Credi molto nel dialogo e in un mondo apparentemente senza confini, soprattutto ideologici e culturali?
«A me piace molto il dialogo con il contesto. Per me è importante che l’opera diventi culturalmente interessante. Quando viene esibita in un contesto particolare, crea un dialogo che potrebbe essere distruttivo – come quello di Keita Miyazaki – ma in realtà non lo è. Nel caso di Golser, è un dialogo tra vari materiali: il ferro, la roccia e il legno». 

Stai eliminando anche le barriere geografiche.
«Amo viaggiare e credo che nel viaggio ci sia tanto arricchimento culturale.
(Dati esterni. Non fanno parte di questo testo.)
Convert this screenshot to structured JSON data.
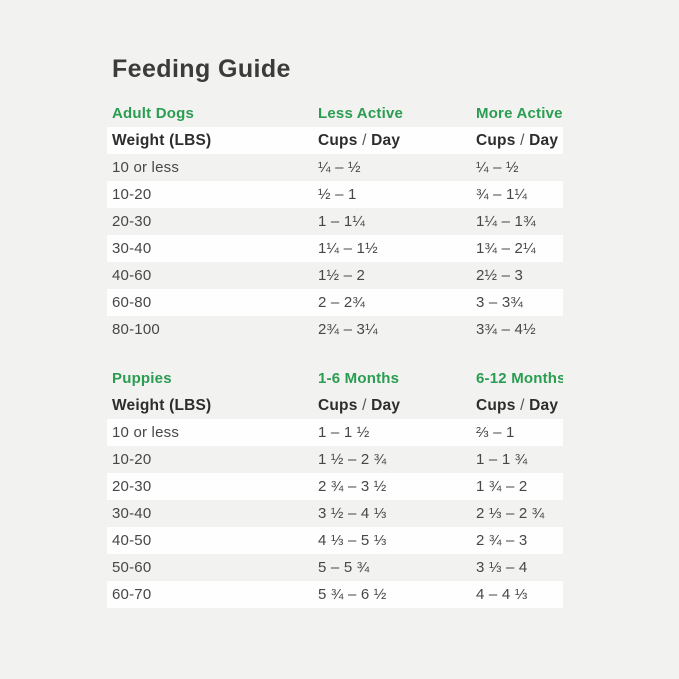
{
  "page": {
    "title": "Feeding Guide",
    "background_color": "#f2f2f0",
    "stripe_color": "#fefefe",
    "accent_green": "#2a9d52",
    "text_dark": "#3b3b3b"
  },
  "tables": [
    {
      "section": {
        "col1": "Adult Dogs",
        "col2": "Less Active",
        "col3": "More Active"
      },
      "header": {
        "col1": "Weight (LBS)",
        "cups": "Cups",
        "slash": "/",
        "day": "Day"
      },
      "rows": [
        {
          "w": "10 or less",
          "a": "¼ – ½",
          "b": "¼ – ½"
        },
        {
          "w": "10-20",
          "a": "½ – 1",
          "b": "¾ – 1¼"
        },
        {
          "w": "20-30",
          "a": "1 – 1¼",
          "b": "1¼ – 1¾"
        },
        {
          "w": "30-40",
          "a": "1¼ – 1½",
          "b": "1¾ – 2¼"
        },
        {
          "w": "40-60",
          "a": "1½ – 2",
          "b": "2½ – 3"
        },
        {
          "w": "60-80",
          "a": "2 – 2¾",
          "b": "3 – 3¾"
        },
        {
          "w": "80-100",
          "a": "2¾ – 3¼",
          "b": "3¾ – 4½"
        }
      ]
    },
    {
      "section": {
        "col1": "Puppies",
        "col2": "1-6 Months",
        "col3": "6-12 Months"
      },
      "header": {
        "col1": "Weight (LBS)",
        "cups": "Cups",
        "slash": "/",
        "day": "Day"
      },
      "rows": [
        {
          "w": "10 or less",
          "a": "1 – 1 ½",
          "b": "⅔ – 1"
        },
        {
          "w": "10-20",
          "a": "1 ½ – 2 ¾",
          "b": "1 – 1 ¾"
        },
        {
          "w": "20-30",
          "a": "2 ¾ – 3 ½",
          "b": "1 ¾ – 2"
        },
        {
          "w": "30-40",
          "a": "3 ½ – 4 ⅓",
          "b": "2 ⅓ – 2 ¾"
        },
        {
          "w": "40-50",
          "a": "4 ⅓ – 5 ⅓",
          "b": "2 ¾ – 3"
        },
        {
          "w": "50-60",
          "a": "5 – 5 ¾",
          "b": "3 ⅓ – 4"
        },
        {
          "w": "60-70",
          "a": "5 ¾ – 6 ½",
          "b": "4 – 4 ⅓"
        }
      ]
    }
  ]
}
Ho iniziato a viaggiare quando avevo 15 anni, quindi secondo me è importante dare la possibilità a chi non può farlo di conoscere ciò che è al di fuori di un piccolo borgo. Gradara stacca circa 500mila biglietti ad agosto, quindi è un borgo conosciuto. Io punto però ad aiutare giovani, ragazzi e ragazze, che a 13 anni si vogliono avvicinare all’arte e vogliono conoscere anche artisti internazionali. Il mio lavoro è veramente dedicato alla prossima generazione di appassionati d’arte».

Non credi che sia l’unico futuro possibile dell’arte, la commistione?
«È il futuro di tutto, non solo dell’arte. La collaborazione, che sia tra artisti e istituzioni importanti o tra artisti e musei, porta in sé il dialogo. È realmente Il futuro dell’arte, ma anche il futuro dell’arte intesa come teatro, performance, a 360 gradi».

Keita Miyazaki

Una sfida che vale la pena affrontare

Quali sono le sfide più stimolanti di tutta questa avventura?
«Sicuramente la parte burocratica, perché purtroppo è complicato. Però è anche vero che, essendo italiano, riesco a navigare meglio nella nostra burocrazia rispetto a un curatore o un organizzatore di mostre esterno. La verità, tuttavia, è che ho conosciuto persone veramente stupende, che hanno proprio una voglia grande di creare e di dare la possibilità a tutti di essere presenti alle mostre. Sono persone realmente appassionate, interessate, a cui serve magari una spinta, un mezzo».